None of this means that the fear doesn’t still exist. It’s present but I’m no longer on its team. Fear is on the other side of the battle field and I will fight it with fury because it steals joy. Nothing can take joy away from having my son. No amount of money. No diagnosis. No nasty doctor. No discouraging ultrasound. No sacrifice.

I’m back on the team of hope, joy, faith and insurmountable love. I know now that God wasn’t going to let me have Miles until I learned this lesson. 

"Be strong and courageous. Do not be afraid or terrified because of them, for the LORD your God goes with you; he will never leave you nor forsake you." -Deuteronomy 31:6

Monday, January 12, 2015

A Little Patch of Grass

After our surprise hospital stay at 32 weeks pregnant, we have known that Miles does not look very good on Non Stress Tests (NST’s). I have asked many times if there is something else wrong with him and the answers have varied, but mostly the answer is we don’t know. Since then, I am required to get a Biophysical Profile ultrasound twice a week. This ultrasound looks for fine and large motor skills, amniotic fluid levels and he has to practice breathing for 30 seconds in a 30 minute period. At every test, he waits until the 29th minute to start breathing. Every time I ask God to show us he is healthy and to make him breath if he is actually ok. Every time he has passed all the tests, until today.

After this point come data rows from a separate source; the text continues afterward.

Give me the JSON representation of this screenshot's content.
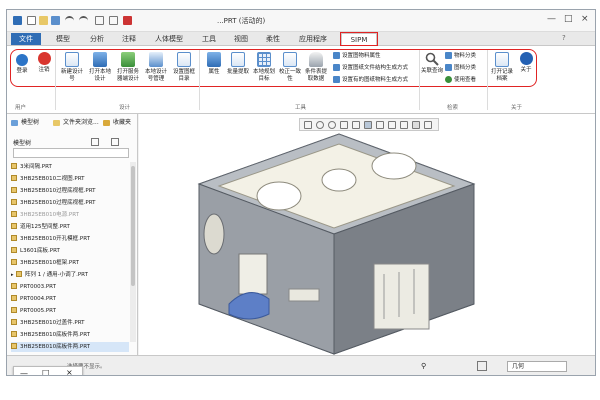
{
  "window": {
    "title": "...PRT (活动的)",
    "controls": [
      "—",
      "□",
      "×"
    ]
  },
  "tabs": [
    {
      "label": "文件"
    },
    {
      "label": "模型"
    },
    {
      "label": "分析"
    },
    {
      "label": "注释"
    },
    {
      "label": "人体模型"
    },
    {
      "label": "工具"
    },
    {
      "label": "视图"
    },
    {
      "label": "柔性"
    },
    {
      "label": "应用程序"
    },
    {
      "label": "SIPM"
    }
  ],
  "ribbon": {
    "buttons": [
      {
        "label": "登录",
        "icon": "user-icon"
      },
      {
        "label": "注销",
        "icon": "logout-icon"
      },
      {
        "label": "新建设计\n号",
        "icon": "new-doc-icon"
      },
      {
        "label": "打开本地\n设计",
        "icon": "open-folder-icon"
      },
      {
        "label": "打开服务\n器端设计",
        "icon": "server-icon"
      },
      {
        "label": "本地设计\n号管理",
        "icon": "manage-icon"
      },
      {
        "label": "设置图框\n目录",
        "icon": "frame-icon"
      },
      {
        "label": "属性",
        "icon": "properties-icon"
      },
      {
        "label": "批量提取",
        "icon": "batch-icon"
      },
      {
        "label": "本地规划\n目标",
        "icon": "grid-icon"
      },
      {
        "label": "校正一致\n性",
        "icon": "check-icon"
      },
      {
        "label": "条件表提\n取数据",
        "icon": "database-icon"
      },
      {
        "label": "关联查询",
        "icon": "search-icon"
      },
      {
        "label": "打开记录\n档案",
        "icon": "record-icon"
      },
      {
        "label": "关于",
        "icon": "info-icon"
      }
    ],
    "small_items": [
      {
        "label": "设置图物料属性"
      },
      {
        "label": "设置图纸文件结构生成方式"
      },
      {
        "label": "设置有的图纸物料生成方式"
      },
      {
        "label": "物料分类"
      },
      {
        "label": "图档分类"
      },
      {
        "label": "使用查看"
      }
    ],
    "groups": [
      "用户",
      "设计",
      "工具",
      "检索",
      "关于"
    ]
  },
  "left_panel": {
    "tabs": [
      "模型树",
      "文件夹浏览...",
      "收藏夹"
    ],
    "filter_label": "模型树",
    "items": [
      "3米间隔.PRT",
      "3HB25EB010二视图.PRT",
      "3HB25EB010过程底视框.PRT",
      "3HB25EB010过程底视框.PRT",
      "3HB25EB010电源.PRT",
      "道用125型间整.PRT",
      "3HB25EB010开孔模框.PRT",
      "L3601底板.PRT",
      "3HB25EB010框架.PRT",
      "阵列 1 / 通用-小调了.PRT",
      "PRT0003.PRT",
      "PRT0004.PRT",
      "PRT0005.PRT",
      "3HB25EB010过盖件.PRT",
      "3HB25EB010底板件两.PRT",
      "3HB25EB010底板件两.PRT"
    ]
  },
  "status": {
    "message": "选择要不显示。",
    "filter_value": "几何"
  }
}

At today’s ultrasound, Miles wouldn’t move at all. He wouldn’t breath. The tech was almost violently shaking my abdomen, but still nothing. I wish I could say this surprised me, but nothing does anymore. The doctor decided to follow with an NST which was pretty unnecessary to me since I already knew what would happen. He didn’t do anything during the NST either. Normally, all of the results would send me back to the hospital but there is an overall sense of what’s the point? I need to have these tests redone tomorrow and I have a feeling if they are the same, I will be in the hospital again.

When the medical staff talks about my son, they have a sad, solemn look on their faces and don’t look me in the eye. They use words like “Unresponsive,” “Non Reactive” and “Under Performing.” They say things like “Wake up baby!” None of these results are new or unexpected but today they just affected me differently. The tears flowed easier today and fear gripped my muscles. All my nervous habits have come to the surface. These words are describing a real person. This is a real life. This is my son’s life. I want to believe that he will be ok. Some days I truly believe it and some days I’m just convincing myself.

So many people have graciously and selflessly helped us through this time. There has been emotional and financial support that we have desperately needed. Eventually my parents couldn’t bear that fact that every dime we have and that is given to us, just goes to doctor bills and all fun things have gone out the window.

For a long time I have daydreamed of having a patch of grass in our yard for our kids. My parents paid for us to get this patch of grass but it hasn’t been installed yet. I spend a lot of time staring at our dirt yard, fantasizing about this little piece of life growing in it. I picture getting to watch my boys play in this grass, watching them grow and hosting friends in our yard. I used to imagine a life of jet setting and excitement but now I just daydream of a little piece of grass in my yard. It seems like such a luxury now. Something so simple will mean so much.


Most people won’t understand what this grass will mean to me. It has almost been a little token of hope through this all. When I picture Miles at his healthiest, he is laughing and giggling in the grass and playing with Weston. I have tried to pass the time of anxiety of serving others in whatever way I am capable as I have accepted so much service lately. But in my quiet moments, I stare at this yard and imagine what is to come.